On August 4, performers included the Storyville Stompers and the Louis Armstrong Society jazz band, featuring vocalist Charmaine Neville from one of New Orleans’ famed musical families. The Treme brass band held a children’s workshop, where kids brought their instruments on stage and performed with the band. Satchmo himself loved to perform for children on his porch in the working-class Corona neighbourhood in the New York City borough of Queens.

On Sunday, the Rebirth Brass Band was scheduled to perform, along with Trombone Shorty and his Orleans Avenue band and Kermit Ruffins and his Barbecue Swingers. Neville and others are holding a “Props for Pops” session that will include songs by and about Satchmo, whose many nicknames included “Pops”. “Louis Armstrong is such an ambassador for this city, even though he’s not here anymore,” said Chuck Morse, the assistant secretary of the Louisiana Office of Tourism.

Before Hurricane Katrina, the Armstrong festival attracted as many as 50,000 attendees, but that number was cut in half to 25,000 last year — the first post-Hurricane Katrina Satchmo Summerfest, said Kathleen Alter, the festival’s director. The first Satchmo Summerfest was held in 2001 to honour what would have been Satchmo’s 100th birthday.

Satchmo lived his life believing that he was born on July 4, 1900, but church baptismal records indicated he was actually born a year later.

The legendary trumpeter/vocalist was born into a very poor family, abandoned by his parents, and spent part of his childhood in a segregated New Orleans orphanage where he learned to play the cornet, a trumpet-like instrument.

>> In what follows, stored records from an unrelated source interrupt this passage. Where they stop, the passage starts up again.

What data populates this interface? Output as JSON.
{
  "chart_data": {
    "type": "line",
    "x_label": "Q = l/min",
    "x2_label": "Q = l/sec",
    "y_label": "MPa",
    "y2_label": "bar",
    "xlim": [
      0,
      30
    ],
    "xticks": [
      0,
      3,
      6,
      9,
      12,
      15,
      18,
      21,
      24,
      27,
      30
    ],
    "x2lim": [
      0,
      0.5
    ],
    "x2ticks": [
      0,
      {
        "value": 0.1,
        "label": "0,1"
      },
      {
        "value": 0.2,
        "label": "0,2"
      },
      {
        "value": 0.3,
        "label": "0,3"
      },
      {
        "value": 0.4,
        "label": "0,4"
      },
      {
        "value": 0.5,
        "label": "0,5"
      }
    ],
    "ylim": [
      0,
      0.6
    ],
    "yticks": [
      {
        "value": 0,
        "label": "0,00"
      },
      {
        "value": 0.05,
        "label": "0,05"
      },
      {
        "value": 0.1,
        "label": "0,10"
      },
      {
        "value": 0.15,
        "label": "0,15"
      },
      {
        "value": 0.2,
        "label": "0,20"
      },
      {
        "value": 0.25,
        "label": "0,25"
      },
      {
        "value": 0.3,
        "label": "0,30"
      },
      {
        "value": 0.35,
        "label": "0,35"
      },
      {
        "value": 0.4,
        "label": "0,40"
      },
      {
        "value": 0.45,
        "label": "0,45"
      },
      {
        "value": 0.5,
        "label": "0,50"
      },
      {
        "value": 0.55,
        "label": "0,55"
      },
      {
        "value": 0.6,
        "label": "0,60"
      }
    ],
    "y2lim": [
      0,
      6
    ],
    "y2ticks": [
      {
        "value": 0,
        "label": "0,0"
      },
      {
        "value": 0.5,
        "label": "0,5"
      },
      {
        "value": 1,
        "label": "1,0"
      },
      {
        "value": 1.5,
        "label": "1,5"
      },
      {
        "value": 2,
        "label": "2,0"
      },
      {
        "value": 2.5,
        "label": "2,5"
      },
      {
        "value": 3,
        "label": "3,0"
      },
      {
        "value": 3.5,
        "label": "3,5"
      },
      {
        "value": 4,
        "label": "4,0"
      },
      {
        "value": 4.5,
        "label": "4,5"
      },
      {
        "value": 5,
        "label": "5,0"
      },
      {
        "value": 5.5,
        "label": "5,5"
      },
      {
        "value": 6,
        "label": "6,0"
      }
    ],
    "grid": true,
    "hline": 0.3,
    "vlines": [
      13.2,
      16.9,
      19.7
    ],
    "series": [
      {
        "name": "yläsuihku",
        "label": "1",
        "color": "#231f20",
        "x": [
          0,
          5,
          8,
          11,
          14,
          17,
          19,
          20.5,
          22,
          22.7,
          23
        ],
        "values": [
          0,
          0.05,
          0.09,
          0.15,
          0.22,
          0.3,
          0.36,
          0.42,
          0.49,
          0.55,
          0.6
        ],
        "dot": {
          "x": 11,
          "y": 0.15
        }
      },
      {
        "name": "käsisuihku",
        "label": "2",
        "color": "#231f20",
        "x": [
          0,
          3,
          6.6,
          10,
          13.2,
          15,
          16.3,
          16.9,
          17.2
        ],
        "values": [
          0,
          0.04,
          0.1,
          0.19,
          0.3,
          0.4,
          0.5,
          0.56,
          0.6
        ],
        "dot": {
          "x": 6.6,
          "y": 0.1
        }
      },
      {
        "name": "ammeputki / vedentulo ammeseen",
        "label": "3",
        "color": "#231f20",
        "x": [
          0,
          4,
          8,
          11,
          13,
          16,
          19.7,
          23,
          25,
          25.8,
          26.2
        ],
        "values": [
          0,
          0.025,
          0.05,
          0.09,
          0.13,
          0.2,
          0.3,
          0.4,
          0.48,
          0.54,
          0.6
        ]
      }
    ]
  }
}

After moving from New Orleans to Chicago in the 1920s, the trumpeter made a series of recordings such as West End Blues with his Hot Five and Hot Seven combos that developed a new way of performing jazz as an instrumental soloist and singer.

By the time of his death in 1971, he had risen from his humble roots to become one of the world’s most popular entertainers.